What about you, any blasts from the past you’d like to share?
You can find more posts like this here
Oh yes, I remember reading this many years ago and really enjoying it. Blasts from the past? No, I’m afraid not. I need to get better at re-reading. I’m always looking at that tottering TBR pile. But I really should change my habits. So many books deserve a second – or third – look.
Extraordinary life, she led. I know what you mean about the lure of the shiny and new.
All the same … must try harder.
I recently posted my review of ‘Half of a Yellow Sun’ even though I read it aaages ago! I loved it and it was nice to re-think about it.
@BookishBlondeX
A good one to revisit! It’s so easy to ignore all those brilliant books we’ve read over the years given the siren call of the shiny new ones.
I’ve heard the most amazing things about this. What a person.
I think you’d enjoy this, Elle. She achieved so much, given her circumstances. Those words she wrote about Angela Carter brought tears to my eyes. Two brilliant women!
When I was living in Norwich, England, it seemed everyone was speaking of Lorna Sage. She was loved around there, UEA and such, and her death was recent. In a strange twist of fate one of my best friends is quite close with the husband of ‘the daughter’ of Sage’s. I have a copy of Bad Blood and this prod has put it on my TBR list for real. Thank you.
That’s so interesting, Jennifer. I’m sure she was much missed not least by her daughter. I do hope you enjoy her memoir.
This sounds really powerful Susan. What a shame she died so young.
The words she wrote about Angela Carter seem entirely appropriate for her, too. Both smokers, sadly.
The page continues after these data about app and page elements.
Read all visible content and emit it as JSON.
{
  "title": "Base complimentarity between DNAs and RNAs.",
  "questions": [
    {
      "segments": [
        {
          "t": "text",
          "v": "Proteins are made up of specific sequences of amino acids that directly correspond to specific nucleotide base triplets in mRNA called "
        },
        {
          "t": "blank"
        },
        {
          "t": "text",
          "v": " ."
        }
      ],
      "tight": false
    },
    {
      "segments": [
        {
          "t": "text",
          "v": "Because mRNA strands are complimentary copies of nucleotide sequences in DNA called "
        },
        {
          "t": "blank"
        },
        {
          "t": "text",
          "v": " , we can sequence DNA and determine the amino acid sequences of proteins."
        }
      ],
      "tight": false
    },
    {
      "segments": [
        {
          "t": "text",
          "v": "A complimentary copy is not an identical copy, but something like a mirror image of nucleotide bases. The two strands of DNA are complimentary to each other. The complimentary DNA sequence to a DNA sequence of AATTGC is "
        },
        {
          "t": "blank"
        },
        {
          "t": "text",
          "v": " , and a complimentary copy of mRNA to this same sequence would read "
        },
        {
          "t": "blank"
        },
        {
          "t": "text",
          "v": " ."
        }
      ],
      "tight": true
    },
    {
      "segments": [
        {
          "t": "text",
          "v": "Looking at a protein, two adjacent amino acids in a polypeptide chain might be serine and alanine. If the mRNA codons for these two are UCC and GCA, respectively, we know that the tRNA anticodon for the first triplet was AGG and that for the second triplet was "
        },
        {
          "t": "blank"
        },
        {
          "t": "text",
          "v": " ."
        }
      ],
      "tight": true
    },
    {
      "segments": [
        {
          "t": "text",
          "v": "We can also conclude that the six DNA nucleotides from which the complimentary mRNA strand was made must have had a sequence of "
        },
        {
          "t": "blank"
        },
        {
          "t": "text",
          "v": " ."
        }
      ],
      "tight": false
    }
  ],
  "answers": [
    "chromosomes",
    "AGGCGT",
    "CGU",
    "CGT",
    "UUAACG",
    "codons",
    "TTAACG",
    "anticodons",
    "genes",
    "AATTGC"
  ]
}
I’ve never seen this cover – how fantastic! This was one of the first books to turn me on to family memoirs, a favourite subgenre of mine.
I expect you have the original. I rather like this cover. She loved clothes, as you probably remember, and looks so stylish in this shot.
That’s what I was going to say: what a cover! I’ve got the original too. Like Rebecca, it was one of the books that put me onto reading non-fiction, which I’d stubbornly resisted for the most part until then (though not necessarily family memoirs for me, anything even slightly bookish instead, which I wouldn’t have initially thought this book would be, but of course it is). Her essays are wonderful too.
I try to have something non-fiction on the go, often history or politics, but I read this one partly because I sold so many when I was a bookseller and I’m so glad I did. Extraordinary life!
I remember when this was published and it was everywhere! Yet somehow I never got to it. It sounds marvellous – thank you for the nudge. Off to investigate the library catalogue…
I hope your library has a copy. Sage had quite a story to tell.
I was trying to figure out where I’d heard this author’s name before and then your mention of Angela Carter confirmed it. I think she wrote (or compiled?) a book about Carter many years ago…
Anyway, this memoir does sound very powerful…
She did write a couple of books on Carter, one of which could well have been a set of essays. Highly recommend this one, Jacqui. She led such an interesting life.
Read Sage’s book some years back. Loved it. Found it inspiring. Remind me of Jeanette Winterston’s Oranges are not the Only Fruit, and Deborah Orr’s Motherwell.
Such a brilliant woman! I’ve still not read Motherwell which I really must do but I can see the Winterson comparison.
Other great books that I have read over the years with the similar theme of female resilience, which I love to read about, include; UK”s Jill Tweedie’s ‘Eating Children’; Australia’s Sally Morgan’s ‘My Place’; and New Zealand’s Janet Frame’s ‘An Angel at My Table’.
I read the Frame years ago but it’s stayed with me. I can see you’re going to be expanding my tbr list!